Apart from the hurdle in food supply chain, consumers are facing a variety of other issues. Consumers International, which is the global voice of consumers and the apex consumer body did a survey of 100 consumer organisation members in all parts of the world. Their report revealed a familiar pattern of problems faced by the consumers and calls for swift action to protect not just health but access to essential services like food, utilities, finance and internet connections at a price that leaves no one out. To add to the woe, Ooklas Speedtest Global Index data suggests there is a sharp decline in both mobile data speed and fixed broadband download speed and consumers are not getting uninterrupted service, when a chunk of the working class is working from home.
Need for Pro-active and Suo-moto action
This is the time when the department of consumer affairs at both the Centre and States need to become more proactive and ensure supply of essential commodities at real price across the country.
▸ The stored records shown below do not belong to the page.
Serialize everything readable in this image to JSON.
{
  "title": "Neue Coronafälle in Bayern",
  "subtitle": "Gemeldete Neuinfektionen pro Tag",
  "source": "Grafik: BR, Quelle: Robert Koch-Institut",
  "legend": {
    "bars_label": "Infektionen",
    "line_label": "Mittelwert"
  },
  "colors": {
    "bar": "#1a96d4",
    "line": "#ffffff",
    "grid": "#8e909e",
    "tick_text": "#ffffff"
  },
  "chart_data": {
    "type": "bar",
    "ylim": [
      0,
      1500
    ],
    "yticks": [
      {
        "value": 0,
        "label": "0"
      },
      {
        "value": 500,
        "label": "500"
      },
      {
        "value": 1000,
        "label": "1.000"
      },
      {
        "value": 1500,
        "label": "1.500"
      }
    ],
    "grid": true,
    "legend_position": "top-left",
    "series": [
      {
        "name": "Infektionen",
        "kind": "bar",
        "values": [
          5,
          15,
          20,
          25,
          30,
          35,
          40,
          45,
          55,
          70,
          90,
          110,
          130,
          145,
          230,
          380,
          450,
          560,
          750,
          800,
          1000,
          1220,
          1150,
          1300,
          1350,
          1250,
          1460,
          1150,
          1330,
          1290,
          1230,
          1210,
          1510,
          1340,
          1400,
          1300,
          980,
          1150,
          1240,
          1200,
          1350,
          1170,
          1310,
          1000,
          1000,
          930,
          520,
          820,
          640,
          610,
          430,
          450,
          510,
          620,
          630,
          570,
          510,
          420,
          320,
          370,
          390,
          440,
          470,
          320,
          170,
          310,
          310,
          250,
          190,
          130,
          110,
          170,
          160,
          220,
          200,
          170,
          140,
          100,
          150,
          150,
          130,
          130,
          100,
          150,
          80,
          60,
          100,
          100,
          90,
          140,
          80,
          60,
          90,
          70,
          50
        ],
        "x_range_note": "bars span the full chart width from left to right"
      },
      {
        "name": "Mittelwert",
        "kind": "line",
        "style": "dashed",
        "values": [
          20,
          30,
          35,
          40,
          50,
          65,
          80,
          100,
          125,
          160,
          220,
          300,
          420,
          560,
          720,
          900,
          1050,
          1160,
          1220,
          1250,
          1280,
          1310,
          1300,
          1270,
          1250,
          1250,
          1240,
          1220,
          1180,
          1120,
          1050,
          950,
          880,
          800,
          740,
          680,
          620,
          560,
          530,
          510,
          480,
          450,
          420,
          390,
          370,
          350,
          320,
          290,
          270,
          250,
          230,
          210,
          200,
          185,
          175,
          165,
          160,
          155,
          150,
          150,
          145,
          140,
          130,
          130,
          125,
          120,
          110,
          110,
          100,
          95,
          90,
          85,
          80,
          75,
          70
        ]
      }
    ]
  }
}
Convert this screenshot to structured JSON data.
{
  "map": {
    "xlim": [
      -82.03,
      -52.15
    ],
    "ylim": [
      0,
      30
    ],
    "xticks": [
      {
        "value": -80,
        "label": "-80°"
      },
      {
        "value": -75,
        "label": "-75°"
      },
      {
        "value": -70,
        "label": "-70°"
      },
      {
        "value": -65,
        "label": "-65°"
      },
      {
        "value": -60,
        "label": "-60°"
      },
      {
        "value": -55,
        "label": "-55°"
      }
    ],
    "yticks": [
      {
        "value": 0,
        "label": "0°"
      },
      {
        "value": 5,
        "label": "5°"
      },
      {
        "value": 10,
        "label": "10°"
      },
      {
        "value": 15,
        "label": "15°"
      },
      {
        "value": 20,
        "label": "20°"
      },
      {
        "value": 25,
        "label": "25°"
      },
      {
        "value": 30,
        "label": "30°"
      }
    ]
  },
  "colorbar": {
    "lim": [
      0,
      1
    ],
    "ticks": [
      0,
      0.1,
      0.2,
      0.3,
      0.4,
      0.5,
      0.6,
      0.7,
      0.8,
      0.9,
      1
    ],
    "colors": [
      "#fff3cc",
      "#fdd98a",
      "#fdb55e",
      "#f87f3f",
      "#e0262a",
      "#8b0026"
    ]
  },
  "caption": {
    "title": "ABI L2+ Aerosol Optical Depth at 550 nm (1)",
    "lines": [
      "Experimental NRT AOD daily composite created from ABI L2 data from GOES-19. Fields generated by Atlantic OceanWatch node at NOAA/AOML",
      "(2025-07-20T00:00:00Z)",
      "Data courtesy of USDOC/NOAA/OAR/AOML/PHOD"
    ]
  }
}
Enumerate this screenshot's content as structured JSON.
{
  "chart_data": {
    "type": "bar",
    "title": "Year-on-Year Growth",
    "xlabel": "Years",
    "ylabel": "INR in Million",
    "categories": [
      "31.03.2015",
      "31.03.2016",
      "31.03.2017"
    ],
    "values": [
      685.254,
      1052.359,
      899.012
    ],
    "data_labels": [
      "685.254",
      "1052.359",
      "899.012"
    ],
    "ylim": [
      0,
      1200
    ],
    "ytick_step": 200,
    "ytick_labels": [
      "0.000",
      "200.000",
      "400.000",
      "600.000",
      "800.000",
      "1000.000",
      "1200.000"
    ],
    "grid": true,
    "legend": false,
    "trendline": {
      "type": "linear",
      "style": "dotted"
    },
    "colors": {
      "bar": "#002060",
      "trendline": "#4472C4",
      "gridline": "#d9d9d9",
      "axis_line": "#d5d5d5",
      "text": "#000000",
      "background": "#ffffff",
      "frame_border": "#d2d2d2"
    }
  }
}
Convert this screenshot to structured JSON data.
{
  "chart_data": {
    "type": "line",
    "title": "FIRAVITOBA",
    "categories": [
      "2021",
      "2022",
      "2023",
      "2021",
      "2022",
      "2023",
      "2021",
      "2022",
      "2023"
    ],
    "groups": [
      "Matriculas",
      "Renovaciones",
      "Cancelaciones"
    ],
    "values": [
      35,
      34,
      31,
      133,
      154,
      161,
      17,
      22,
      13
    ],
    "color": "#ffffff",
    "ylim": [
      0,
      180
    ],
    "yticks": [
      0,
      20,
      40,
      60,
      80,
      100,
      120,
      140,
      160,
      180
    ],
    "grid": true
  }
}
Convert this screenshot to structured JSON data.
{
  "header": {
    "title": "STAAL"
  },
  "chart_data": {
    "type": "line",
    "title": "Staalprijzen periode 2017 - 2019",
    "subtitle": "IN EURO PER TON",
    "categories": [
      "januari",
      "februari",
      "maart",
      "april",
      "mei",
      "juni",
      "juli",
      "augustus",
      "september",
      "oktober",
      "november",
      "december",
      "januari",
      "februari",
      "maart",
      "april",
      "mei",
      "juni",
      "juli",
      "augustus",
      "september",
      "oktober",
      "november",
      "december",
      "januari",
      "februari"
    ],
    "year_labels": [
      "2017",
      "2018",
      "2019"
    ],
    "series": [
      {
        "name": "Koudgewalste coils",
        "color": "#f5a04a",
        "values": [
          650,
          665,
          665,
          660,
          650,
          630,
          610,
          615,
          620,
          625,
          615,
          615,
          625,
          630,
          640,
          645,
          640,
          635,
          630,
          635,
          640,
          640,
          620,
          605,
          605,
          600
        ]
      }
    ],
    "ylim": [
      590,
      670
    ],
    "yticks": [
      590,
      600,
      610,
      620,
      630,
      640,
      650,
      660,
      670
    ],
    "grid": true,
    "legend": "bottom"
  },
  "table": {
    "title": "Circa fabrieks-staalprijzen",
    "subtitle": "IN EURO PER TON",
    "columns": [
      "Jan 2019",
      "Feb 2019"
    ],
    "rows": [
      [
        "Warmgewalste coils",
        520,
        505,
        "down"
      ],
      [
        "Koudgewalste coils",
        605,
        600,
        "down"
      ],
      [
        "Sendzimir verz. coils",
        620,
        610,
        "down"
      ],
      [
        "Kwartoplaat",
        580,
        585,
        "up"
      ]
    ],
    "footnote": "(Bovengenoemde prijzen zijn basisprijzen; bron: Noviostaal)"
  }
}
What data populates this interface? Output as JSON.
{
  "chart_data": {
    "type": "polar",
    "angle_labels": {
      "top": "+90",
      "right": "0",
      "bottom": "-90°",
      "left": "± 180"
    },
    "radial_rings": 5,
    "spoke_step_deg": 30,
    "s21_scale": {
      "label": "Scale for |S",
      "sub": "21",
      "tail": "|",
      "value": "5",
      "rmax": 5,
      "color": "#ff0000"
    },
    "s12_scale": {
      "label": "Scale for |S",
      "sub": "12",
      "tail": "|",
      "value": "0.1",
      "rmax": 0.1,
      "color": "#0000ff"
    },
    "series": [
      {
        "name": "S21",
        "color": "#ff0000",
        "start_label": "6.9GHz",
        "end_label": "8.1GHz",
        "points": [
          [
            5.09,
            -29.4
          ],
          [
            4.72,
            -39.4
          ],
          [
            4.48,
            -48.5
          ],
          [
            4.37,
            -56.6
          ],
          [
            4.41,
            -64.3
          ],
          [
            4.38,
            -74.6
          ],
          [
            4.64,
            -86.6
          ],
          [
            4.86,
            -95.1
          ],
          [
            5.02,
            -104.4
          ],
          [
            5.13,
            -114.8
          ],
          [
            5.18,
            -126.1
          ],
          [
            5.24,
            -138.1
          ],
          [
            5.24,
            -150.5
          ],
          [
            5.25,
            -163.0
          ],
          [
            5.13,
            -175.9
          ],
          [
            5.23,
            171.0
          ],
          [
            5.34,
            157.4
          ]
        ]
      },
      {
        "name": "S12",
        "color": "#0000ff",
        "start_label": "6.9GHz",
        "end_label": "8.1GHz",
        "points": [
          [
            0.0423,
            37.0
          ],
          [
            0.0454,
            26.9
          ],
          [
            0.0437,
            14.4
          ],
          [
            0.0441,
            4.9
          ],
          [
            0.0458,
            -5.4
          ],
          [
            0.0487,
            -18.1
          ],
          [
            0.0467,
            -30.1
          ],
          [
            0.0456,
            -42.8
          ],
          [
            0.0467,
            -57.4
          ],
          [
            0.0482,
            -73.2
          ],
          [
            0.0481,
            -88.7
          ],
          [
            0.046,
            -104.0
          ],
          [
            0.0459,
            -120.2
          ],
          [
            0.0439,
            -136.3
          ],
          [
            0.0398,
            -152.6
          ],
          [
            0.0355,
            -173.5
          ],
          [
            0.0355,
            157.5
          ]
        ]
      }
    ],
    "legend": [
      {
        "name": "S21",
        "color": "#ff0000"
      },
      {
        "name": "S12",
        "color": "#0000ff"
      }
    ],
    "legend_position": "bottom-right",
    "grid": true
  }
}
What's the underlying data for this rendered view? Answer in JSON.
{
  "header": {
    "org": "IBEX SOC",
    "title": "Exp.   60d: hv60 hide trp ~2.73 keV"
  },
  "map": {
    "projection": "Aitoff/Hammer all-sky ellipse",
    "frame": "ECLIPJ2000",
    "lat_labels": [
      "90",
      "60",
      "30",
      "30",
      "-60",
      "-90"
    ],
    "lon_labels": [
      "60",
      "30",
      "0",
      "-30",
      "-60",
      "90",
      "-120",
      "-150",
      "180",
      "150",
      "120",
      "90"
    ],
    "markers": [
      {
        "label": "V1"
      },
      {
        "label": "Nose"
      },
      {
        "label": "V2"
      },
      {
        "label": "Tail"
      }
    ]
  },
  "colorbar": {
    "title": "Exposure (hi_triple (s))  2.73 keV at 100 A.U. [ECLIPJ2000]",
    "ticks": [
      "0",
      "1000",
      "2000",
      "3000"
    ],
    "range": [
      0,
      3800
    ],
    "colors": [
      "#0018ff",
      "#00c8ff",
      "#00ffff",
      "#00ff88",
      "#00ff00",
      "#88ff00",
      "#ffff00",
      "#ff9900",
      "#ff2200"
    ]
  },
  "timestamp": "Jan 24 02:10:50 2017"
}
State department of consumer affairs need to enhance monitoring, surveillance, intelligence gathering and inspection visits to the markets, to prevent black marketing, hoarding, and price inflation of essential commodities, and take suo-moto actions, along with other law enforcement officials. Dedicated national and state consumer helplines need to be activated and instructed to take up complaints from consumers about price rise, shortage etc. on priority and ensure speedy redressal.
Consumers need to be mass educated through print, electronic and social media continuously and encouraged to report difficulties faced by them during lockdown. Let us work together in our mission to educate and protect the consumers and help them avoid falling victims during the lockdown. Government should never tolerate those businesses that seek to take advantage of the consumers’ plight and fear during this global pandemic.